Distruggere una racchetta è un segnale di debolezza o una precisa scelta strategica? A primo impatto sembrerebbe che i tennisti si cimentino in tale tipologia di azioni perché in preda alla frustrazione. Ma non è sempre e solo la rabbia che li porta a rendersi protagonisti di certi comportamenti. A sostenerlo è un personaggio che di tennis, nonché delle sue sfaccettature piscologiche, un pochino ne capisce. Ci riferiamo a Patrick Mouratoglou.
Durante una video-analisi condotta sui social, infatti, il noto coach ha spiegato che, in molteplici casi, la rottura di una racchetta non è una pura manifestazione di rabbia bensì una tecnica adottata dai tennisti per spostare l’inerzia del match dalla propria parte.

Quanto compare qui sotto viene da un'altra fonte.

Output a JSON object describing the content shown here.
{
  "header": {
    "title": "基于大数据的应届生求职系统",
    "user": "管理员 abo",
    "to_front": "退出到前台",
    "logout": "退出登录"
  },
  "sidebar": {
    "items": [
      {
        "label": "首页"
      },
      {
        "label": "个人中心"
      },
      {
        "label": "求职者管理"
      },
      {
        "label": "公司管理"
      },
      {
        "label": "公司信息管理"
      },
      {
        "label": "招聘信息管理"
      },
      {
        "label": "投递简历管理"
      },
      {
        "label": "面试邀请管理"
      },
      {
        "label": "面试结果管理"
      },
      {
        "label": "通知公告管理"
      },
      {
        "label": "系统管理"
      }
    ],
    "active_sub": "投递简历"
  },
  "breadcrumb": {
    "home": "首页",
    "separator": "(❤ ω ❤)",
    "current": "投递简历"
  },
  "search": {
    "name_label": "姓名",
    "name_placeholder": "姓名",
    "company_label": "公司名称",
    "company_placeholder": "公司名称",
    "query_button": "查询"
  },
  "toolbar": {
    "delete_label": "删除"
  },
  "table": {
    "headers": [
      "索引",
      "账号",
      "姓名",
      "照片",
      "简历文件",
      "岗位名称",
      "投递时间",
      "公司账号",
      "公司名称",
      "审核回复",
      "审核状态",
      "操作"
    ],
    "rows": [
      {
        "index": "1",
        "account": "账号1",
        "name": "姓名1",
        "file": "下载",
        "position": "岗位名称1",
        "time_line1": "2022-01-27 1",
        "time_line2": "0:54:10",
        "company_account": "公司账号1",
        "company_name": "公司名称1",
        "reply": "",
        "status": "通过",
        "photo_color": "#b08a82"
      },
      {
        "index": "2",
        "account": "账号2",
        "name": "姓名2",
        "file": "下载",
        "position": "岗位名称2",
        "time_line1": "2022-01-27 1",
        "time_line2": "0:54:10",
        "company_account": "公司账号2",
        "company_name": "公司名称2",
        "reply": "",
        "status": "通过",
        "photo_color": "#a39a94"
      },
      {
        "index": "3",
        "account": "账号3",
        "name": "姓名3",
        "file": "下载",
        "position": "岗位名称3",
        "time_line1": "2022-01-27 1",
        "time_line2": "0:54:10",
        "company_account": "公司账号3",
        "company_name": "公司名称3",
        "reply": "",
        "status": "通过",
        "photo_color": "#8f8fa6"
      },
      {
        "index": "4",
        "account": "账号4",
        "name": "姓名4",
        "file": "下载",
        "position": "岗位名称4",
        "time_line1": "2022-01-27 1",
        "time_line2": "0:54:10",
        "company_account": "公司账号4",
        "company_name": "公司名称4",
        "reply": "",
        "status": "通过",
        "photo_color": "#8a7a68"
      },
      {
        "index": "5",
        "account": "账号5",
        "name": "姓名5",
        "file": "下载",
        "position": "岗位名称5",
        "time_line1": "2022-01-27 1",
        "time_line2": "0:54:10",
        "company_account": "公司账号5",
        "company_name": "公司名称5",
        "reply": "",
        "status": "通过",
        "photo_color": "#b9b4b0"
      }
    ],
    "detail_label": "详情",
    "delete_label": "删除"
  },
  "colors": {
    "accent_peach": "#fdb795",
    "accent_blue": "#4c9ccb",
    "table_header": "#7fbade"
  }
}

«Ci sono giocatori estremamente competitivi che si focalizzano su come ottenere la vittoria a tutti costi. Il successo è la priorità», ha affermato Mouratoglou su Instagram affrontando l’argomento del ‘breaking racquet’. La teoria del 53enne francese è che certi comportamenti, pur non essendo ideali per l’immagine e il portafogli, vengono adottati senza esitare dai tennisti se ritengono che le loro probabilità di spuntarla aumenteranno. «Sanno che il pubblico reagirà e li criticherà, ma accettano di essere odiati appena percepiscono che ciò può spingerli ad un livello di gioco superiore», ha aggiunto.
Peraltro, la rottura di una racchetta, ha spiegato Mouratoglou, può essere usata dai tennisti per sfiduciare l’avversario trasmettendogli la sensazione di trovarsi dinanzi ad un giocatore pronto a lottare in maniera veemente. Insomma, c’è il furore agonistico certo, ma ci sono anche elaborati ragionamenti dietro certe scelte apparentemente dettate dalla frustrazione.
La testimonianza di Mouratoglou postata qui sopra spiega bene tante “tecniche” adottate da Holger Rune durante il 2023. Il giovane scandinavo, prima di affidarsi a Boris Becker, era seguito proprio dal francese e, quando si è trovato in situazioni complicate, si è reso protagonista di svariati episodi al limite del regolamento. Non parliamo di un distruttore seriale di racchette, ma di un giocatore sempre pronto allo scontro con arbitro e spettatori, nonché spesso e volentieri aspro con gli avversari. L’obiettivo era palesemente quello di cercare di crearsi un nemico, in aggiunta all’avversario, per trarne un vantaggio psicologico e non solo. Tutta farina derivante dal sacco del coach transalpino, sembrerebbe.